Он послужил на свой пай литературе, и послужил достаточно; он принес и ей и обществу посильную дань пользы; он уврачевал множество скорбей и на бесчисленные раны пролил бальзам исцеления; он испытал в свое время и тревоги борьбы, и сладости одоления (разумеется, относительного); он предал забвению первые и с благодарным сердцем вспоминает о вторых; он вынес из своего литературного прошлого целый запас анекдотов, которыми многие годы может продовольствовать массу своих почитателей; он добился общего признания своих заслуг, и, наконец, — о, заслуга превыше всех заслуг! — он умел вовремя сознать, что из сего лимона более ничего не выжмешь, а затем смириться и воскликнуть: довольно! Какое положение может быть почтеннее этого?

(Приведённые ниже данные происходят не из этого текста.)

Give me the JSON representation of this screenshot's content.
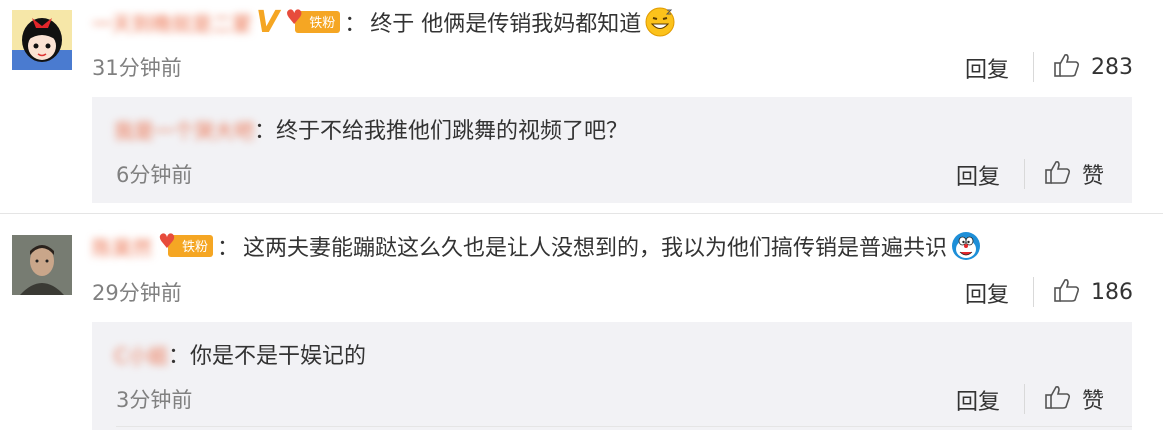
{
  "comments": [
    {
      "user": "一天到晚就是二蒙",
      "separator": "：",
      "text": "终于 他俩是传销我妈都知道",
      "time": "31分钟前",
      "reply_label": "回复",
      "like_count": "283",
      "badge": "铁粉",
      "reply": {
        "user": "我是一个哭大吧",
        "separator": "：",
        "text": "终于不给我推他们跳舞的视频了吧？",
        "time": "6分钟前",
        "reply_label": "回复",
        "like_label": "赞"
      }
    },
    {
      "user": "陈昊然",
      "separator": "：",
      "text": "这两夫妻能蹦跶这么久也是让人没想到的，我以为他们搞传销是普遍共识",
      "time": "29分钟前",
      "reply_label": "回复",
      "like_count": "186",
      "badge": "铁粉",
      "reply": {
        "user": "C小姐",
        "separator": "：",
        "text": "你是不是干娱记的",
        "time": "3分钟前",
        "reply_label": "回复",
        "like_label": "赞"
      }
    }
  ],
  "colors": {
    "username": "#eb7350",
    "time": "#808080",
    "reply_bg": "#f2f2f5",
    "badge": "#f5a623"
  },
  "icons": [
    "thumbs-up-icon",
    "heart-icon",
    "grinning-emoji-icon",
    "doraemon-emoji-icon"
  ]
}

Он уж не литератор, но не считать его литератором — нет никакой возможности. Во-первых, это значило бы обидеть человека ни в чем не повинного, кроме маститости; во-вторых, это было бы жестоко, ибо исключение из литературного сонмища лишило бы его утешения рассказывать, каким путем он был приведен к необходимости написать свой первый триолет; и в-третьих, это было бы неправильно и потому, что, несмотря на «отставку», от всей фигуры этого счастливого человека все еще так и прыщет триолетами и акростихами. Правда, что все это триолеты прошлого; но кто же поручится, что он вот-вот и сейчас не разразится каким-нибудь рондо?

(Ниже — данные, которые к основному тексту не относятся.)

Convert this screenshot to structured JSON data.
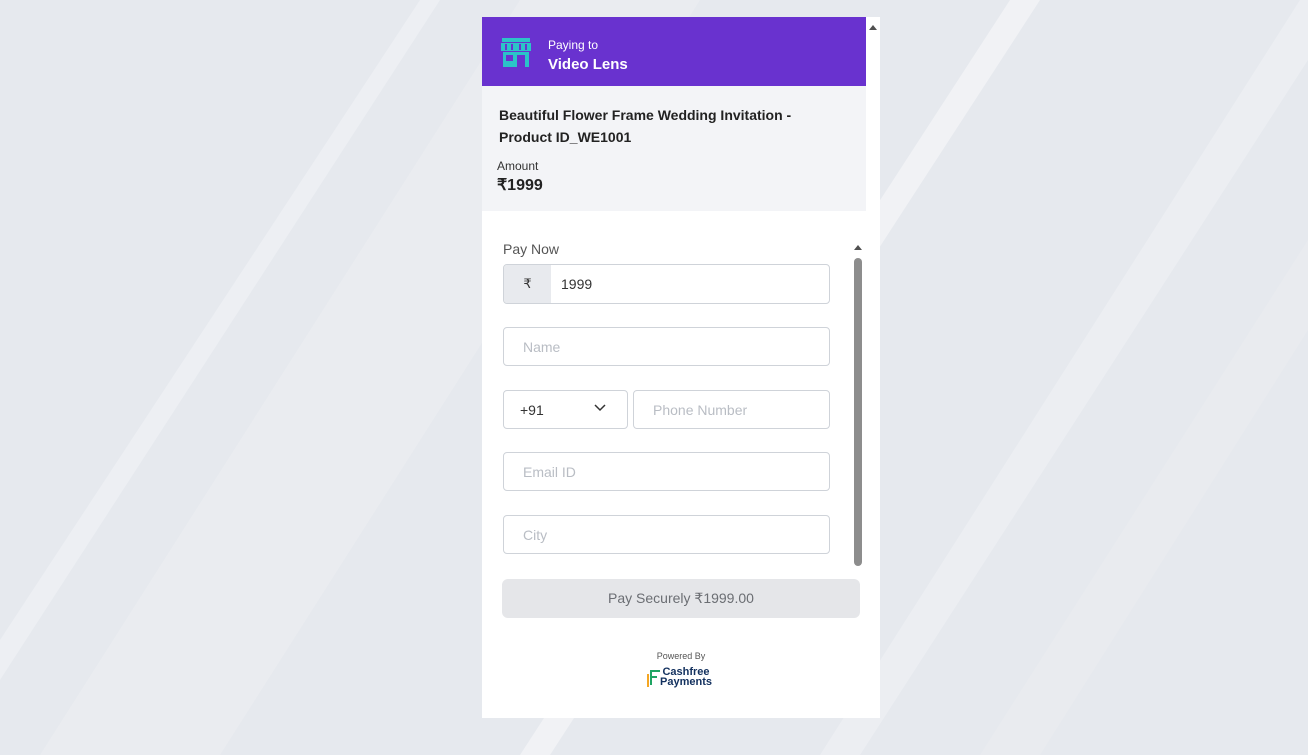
{
  "header": {
    "paying_to_label": "Paying to",
    "merchant_name": "Video Lens",
    "accent_color": "#6932cf",
    "icon": "store-icon"
  },
  "product": {
    "title": "Beautiful Flower Frame Wedding Invitation - Product ID_WE1001",
    "amount_label": "Amount",
    "amount_value": "₹1999"
  },
  "form": {
    "section_label": "Pay Now",
    "currency_symbol": "₹",
    "amount_input_value": "1999",
    "name_placeholder": "Name",
    "country_code": "+91",
    "phone_placeholder": "Phone Number",
    "email_placeholder": "Email ID",
    "city_placeholder": "City"
  },
  "pay_button": {
    "label": "Pay Securely ₹1999.00"
  },
  "footer": {
    "powered_by": "Powered By",
    "brand_line1": "Cashfree",
    "brand_line2": "Payments"
  }
}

Человеку, которого, в течение 30–40 лет, насквозь пронизывала литературная «проходимость» и сопряженные с нею учреждения, перестать сознавать себя литератором столь же немыслимо, как рыбной ватаге, насквозь пропитанной тузлуком, перестать быть ватагою. Сверх того, правильно или неправильно, но с званием литератора, в общественном мнении, соединяется представление об «умном человеке». Княгиня Долгоухова, приглашая к себе на чашку чая графиню Корноухову, говорит: у меня будет литератор такой-то, и это означает, в переводе на обыкновенный язык: будет человек интересный, умный, nous nous amuserons. Стало быть, отказ от звания литератора был бы равносилен сопричислению себя к лику не умных людей, что́ совершенно противоестественно. Вот почему никто из вкусивших от «литературной проходимости» уже не отказывается от нее. Сгорбленный, с палочкой в руках, бредет отставной литератор по солнечной стороне Невского проспекта и все-таки сознает себя литератором. Он уже утратил «словесность» и даже в крайних случаях только разевает рот, но в те немногие минуты, когда кашель, одышка, цензурные сердцебиения (особливая, свойственная только литератору, болезнь) и прочие недуги оставляют его свободным, он пользуется этими сладкими мгновениями, чтобы коснеющим языком провозгласить: да, я — еще литератор!